Molly MacKenzie didn’t even know she had been nominated for a Student Appreciation Award until she arrived late to a residence banquet and it had already been announced she had won.
“When I got there everyone was like, ‘You won it!’ And I was like, ‘What? Oh my god, thanks,’” the 19-year-old said.
MacKenzie received the Marci Fenwick Award last Monday at Humber College’s 30th annual Student Appreciation Awards for actively fostering togetherness, spirit and kindness within the Humber community.
The Marci Fenwick Award is one of two special awards given out at the ceremony along with 12 appreciation awards to honour Humber students, staff and faculty who demonstrate selfless dedication and excellence, explained Graeme Morrison, executive committee chair for the event.
Residence Life Coordinator Taryn Dickins nominated MacKenzie.
“(Molly) was great at bringing together people in the residence community. She got everyone feeling good and comfortable and proud of their residence life,” she said.
The ceremony was sponsored by the Humber Students’ Federation and Morrison said more than 150 staff, faculty, and students were in attendance, including President and CEO of Humber College Chris Whitaker.
Second-year Public Relations students at Humber, who chose a Dr. Suess inspired theme and décor, organized the evening’s events.
“It’s about ‘celebrating you and all that you do,’” said Jessica Hungerford-Hemming, 21, a public relations student.
The list of achievements which individuals received recognition for ranged from late night proofreads, to making the best burrito on campus.
Pino Caputo and Gus Fourmouzis, two staff members, were honoured for helping keep the cafeteria clean, and Casey Rowed, a paramedic student, was recognized for creating Humber’s first on-campus Emergency Response Team.

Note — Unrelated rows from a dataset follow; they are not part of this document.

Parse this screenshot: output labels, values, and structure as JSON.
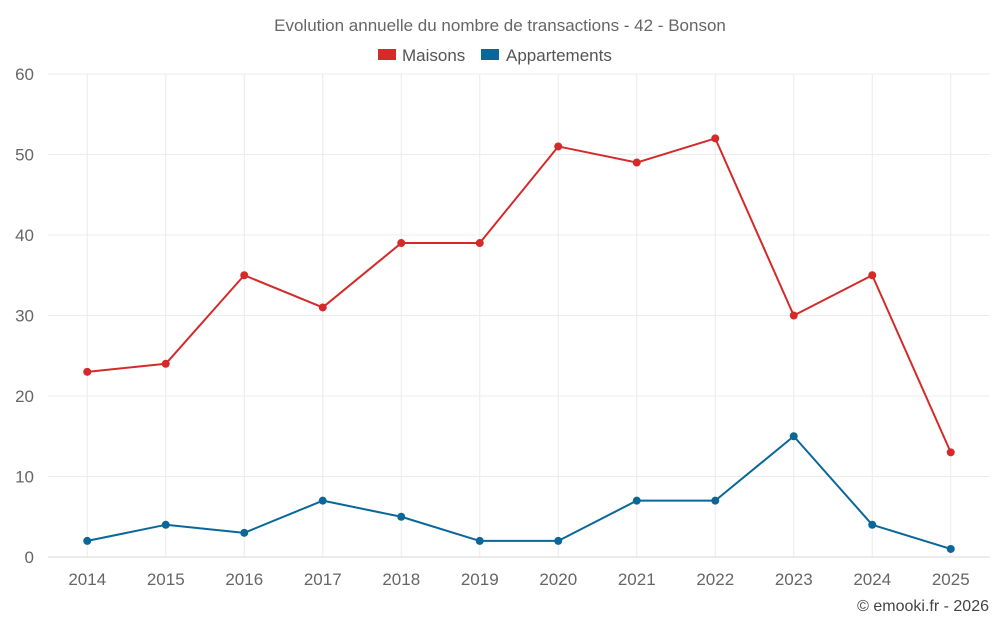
{
  "chart_data": {
    "type": "line",
    "title": "Evolution annuelle du nombre de transactions - 42 - Bonson",
    "categories": [
      "2014",
      "2015",
      "2016",
      "2017",
      "2018",
      "2019",
      "2020",
      "2021",
      "2022",
      "2023",
      "2024",
      "2025"
    ],
    "series": [
      {
        "name": "Maisons",
        "color": "#d42a2a",
        "values": [
          23,
          24,
          35,
          31,
          39,
          39,
          51,
          49,
          52,
          30,
          35,
          13
        ]
      },
      {
        "name": "Appartements",
        "color": "#0a679a",
        "values": [
          2,
          4,
          3,
          7,
          5,
          2,
          2,
          7,
          7,
          15,
          4,
          1
        ]
      }
    ],
    "ylim": [
      0,
      60
    ],
    "yticks": [
      0,
      10,
      20,
      30,
      40,
      50,
      60
    ],
    "xlabel": "",
    "ylabel": "",
    "legend_position": "top-center",
    "grid": true
  },
  "credit": "© emooki.fr - 2026"
}
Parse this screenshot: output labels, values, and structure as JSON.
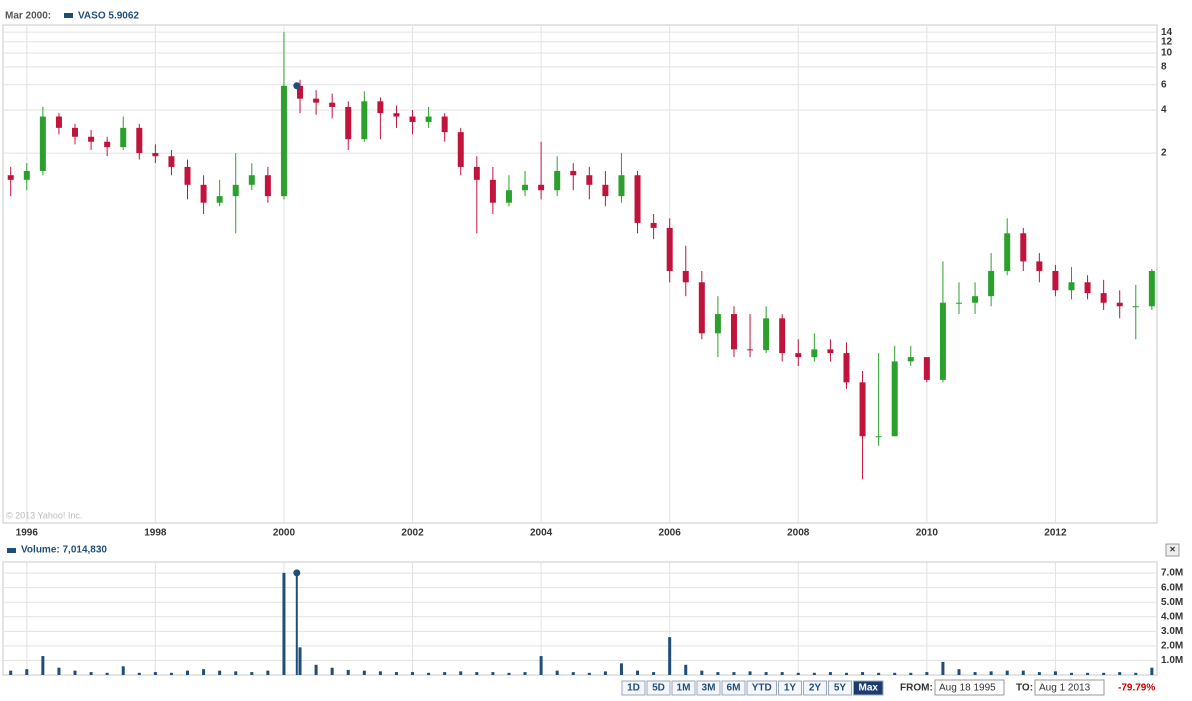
{
  "chart_data": {
    "type": "candlestick",
    "header_date": "Mar 2000:",
    "legend_label": "VASO 5.9062",
    "volume_label": "Volume: 7,014,830",
    "up_color": "#2ca02c",
    "down_color": "#c0143c",
    "volume_color": "#1f4e79",
    "grid": true,
    "log_scale": true,
    "xlim": [
      1995.63,
      2013.58
    ],
    "xticks": [
      1996,
      1998,
      2000,
      2002,
      2004,
      2006,
      2008,
      2010,
      2012
    ],
    "ylim": [
      0.0052,
      15.7
    ],
    "yticks": [
      2,
      4,
      6,
      8,
      10,
      12,
      14
    ],
    "volume_ylim": [
      0,
      7760000
    ],
    "volume_yticks": [
      {
        "value": 1000000,
        "label": "1.0M"
      },
      {
        "value": 2000000,
        "label": "2.0M"
      },
      {
        "value": 3000000,
        "label": "3.0M"
      },
      {
        "value": 4000000,
        "label": "4.0M"
      },
      {
        "value": 5000000,
        "label": "5.0M"
      },
      {
        "value": 6000000,
        "label": "6.0M"
      },
      {
        "value": 7000000,
        "label": "7.0M"
      }
    ],
    "highlight": {
      "x": 2000.2,
      "price": 5.9062,
      "volume": 7014830
    },
    "x": [
      1995.75,
      1996,
      1996.25,
      1996.5,
      1996.75,
      1997,
      1997.25,
      1997.5,
      1997.75,
      1998,
      1998.25,
      1998.5,
      1998.75,
      1999,
      1999.25,
      1999.5,
      1999.75,
      2000,
      2000.25,
      2000.5,
      2000.75,
      2001,
      2001.25,
      2001.5,
      2001.75,
      2002,
      2002.25,
      2002.5,
      2002.75,
      2003,
      2003.25,
      2003.5,
      2003.75,
      2004,
      2004.25,
      2004.5,
      2004.75,
      2005,
      2005.25,
      2005.5,
      2005.75,
      2006,
      2006.25,
      2006.5,
      2006.75,
      2007,
      2007.25,
      2007.5,
      2007.75,
      2008,
      2008.25,
      2008.5,
      2008.75,
      2009,
      2009.25,
      2009.5,
      2009.75,
      2010,
      2010.25,
      2010.5,
      2010.75,
      2011,
      2011.25,
      2011.5,
      2011.75,
      2012,
      2012.25,
      2012.5,
      2012.75,
      2013,
      2013.25,
      2013.5
    ],
    "open": [
      1.4,
      1.3,
      1.5,
      3.6,
      3.0,
      2.6,
      2.4,
      2.2,
      3.0,
      2.0,
      1.9,
      1.6,
      1.2,
      0.9,
      1.0,
      1.2,
      1.4,
      1.0,
      5.9,
      4.8,
      4.5,
      4.2,
      2.5,
      4.6,
      3.8,
      3.6,
      3.3,
      3.6,
      2.8,
      1.6,
      1.3,
      0.9,
      1.1,
      1.2,
      1.1,
      1.5,
      1.4,
      1.2,
      1.0,
      1.4,
      0.65,
      0.6,
      0.3,
      0.25,
      0.11,
      0.15,
      0.085,
      0.084,
      0.14,
      0.08,
      0.075,
      0.085,
      0.08,
      0.05,
      0.021,
      0.021,
      0.07,
      0.075,
      0.052,
      0.18,
      0.18,
      0.2,
      0.3,
      0.55,
      0.35,
      0.3,
      0.22,
      0.25,
      0.21,
      0.18,
      0.17,
      0.17
    ],
    "high": [
      1.6,
      1.7,
      4.2,
      3.8,
      3.2,
      2.9,
      2.6,
      3.6,
      3.2,
      2.3,
      2.1,
      1.8,
      1.4,
      1.3,
      2.0,
      1.7,
      1.6,
      14,
      6.5,
      5.5,
      5.2,
      4.6,
      5.4,
      4.9,
      4.3,
      4.0,
      4.2,
      3.8,
      3.0,
      1.9,
      1.6,
      1.4,
      1.5,
      2.4,
      1.9,
      1.7,
      1.6,
      1.5,
      2.0,
      1.5,
      0.75,
      0.7,
      0.45,
      0.3,
      0.2,
      0.17,
      0.15,
      0.17,
      0.15,
      0.1,
      0.11,
      0.1,
      0.095,
      0.06,
      0.08,
      0.09,
      0.09,
      0.075,
      0.35,
      0.25,
      0.25,
      0.4,
      0.7,
      0.6,
      0.4,
      0.33,
      0.32,
      0.28,
      0.26,
      0.22,
      0.24,
      0.31
    ],
    "low": [
      1.0,
      1.1,
      1.4,
      2.7,
      2.3,
      2.1,
      1.9,
      2.1,
      1.8,
      1.7,
      1.4,
      0.95,
      0.75,
      0.85,
      0.55,
      1.1,
      0.9,
      0.95,
      3.8,
      3.7,
      3.5,
      2.1,
      2.4,
      2.5,
      3.0,
      2.7,
      3.0,
      2.4,
      1.4,
      0.55,
      0.75,
      0.85,
      1.0,
      0.95,
      1.0,
      1.1,
      0.95,
      0.85,
      0.9,
      0.55,
      0.5,
      0.25,
      0.2,
      0.1,
      0.075,
      0.075,
      0.075,
      0.08,
      0.07,
      0.065,
      0.07,
      0.07,
      0.045,
      0.0105,
      0.018,
      0.021,
      0.065,
      0.05,
      0.05,
      0.15,
      0.15,
      0.17,
      0.28,
      0.3,
      0.25,
      0.2,
      0.19,
      0.19,
      0.16,
      0.14,
      0.1,
      0.16
    ],
    "close": [
      1.3,
      1.5,
      3.6,
      3.0,
      2.6,
      2.4,
      2.2,
      3.0,
      2.0,
      1.9,
      1.6,
      1.2,
      0.9,
      1.0,
      1.2,
      1.4,
      1.0,
      5.9,
      4.8,
      4.5,
      4.2,
      2.5,
      4.6,
      3.8,
      3.6,
      3.3,
      3.6,
      2.8,
      1.6,
      1.3,
      0.9,
      1.1,
      1.2,
      1.1,
      1.5,
      1.4,
      1.2,
      1.0,
      1.4,
      0.65,
      0.6,
      0.3,
      0.25,
      0.11,
      0.15,
      0.085,
      0.084,
      0.14,
      0.08,
      0.075,
      0.085,
      0.08,
      0.05,
      0.021,
      0.021,
      0.07,
      0.075,
      0.052,
      0.18,
      0.18,
      0.2,
      0.3,
      0.55,
      0.35,
      0.3,
      0.22,
      0.25,
      0.21,
      0.18,
      0.17,
      0.17,
      0.3
    ],
    "volume": [
      300000,
      400000,
      1300000,
      500000,
      300000,
      200000,
      150000,
      600000,
      150000,
      200000,
      150000,
      300000,
      400000,
      300000,
      250000,
      200000,
      300000,
      7014830,
      1900000,
      700000,
      500000,
      350000,
      300000,
      250000,
      200000,
      200000,
      150000,
      200000,
      250000,
      200000,
      200000,
      150000,
      200000,
      1300000,
      300000,
      200000,
      150000,
      250000,
      800000,
      300000,
      200000,
      2600000,
      700000,
      300000,
      200000,
      200000,
      250000,
      200000,
      200000,
      150000,
      150000,
      200000,
      150000,
      200000,
      150000,
      150000,
      150000,
      200000,
      900000,
      400000,
      200000,
      250000,
      300000,
      300000,
      200000,
      250000,
      150000,
      150000,
      150000,
      200000,
      150000,
      500000
    ]
  },
  "ui": {
    "copyright": "© 2013 Yahoo! Inc.",
    "close_button": "×",
    "range_buttons": [
      "1D",
      "5D",
      "1M",
      "3M",
      "6M",
      "YTD",
      "1Y",
      "2Y",
      "5Y",
      "Max"
    ],
    "active_range": "Max",
    "from_label": "FROM:",
    "from": "Aug 18 1995",
    "to_label": "TO:",
    "to": "Aug 1 2013",
    "change": "-79.79%",
    "change_color": "#cc0000"
  }
}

With Slinkys hanging from the ceiling, vibrant displays of balloon animals, pink cake-pops and an ice cream bar, there was a child-like energy to the evening that mirrored the positive attitude and vitality of the award recipients.
“There is something really lovely about people feeling like what they do is meaningful to someone else,” said Dr.Nikki Martyn, assistant program head of Human Services at University of Guelph-Humber.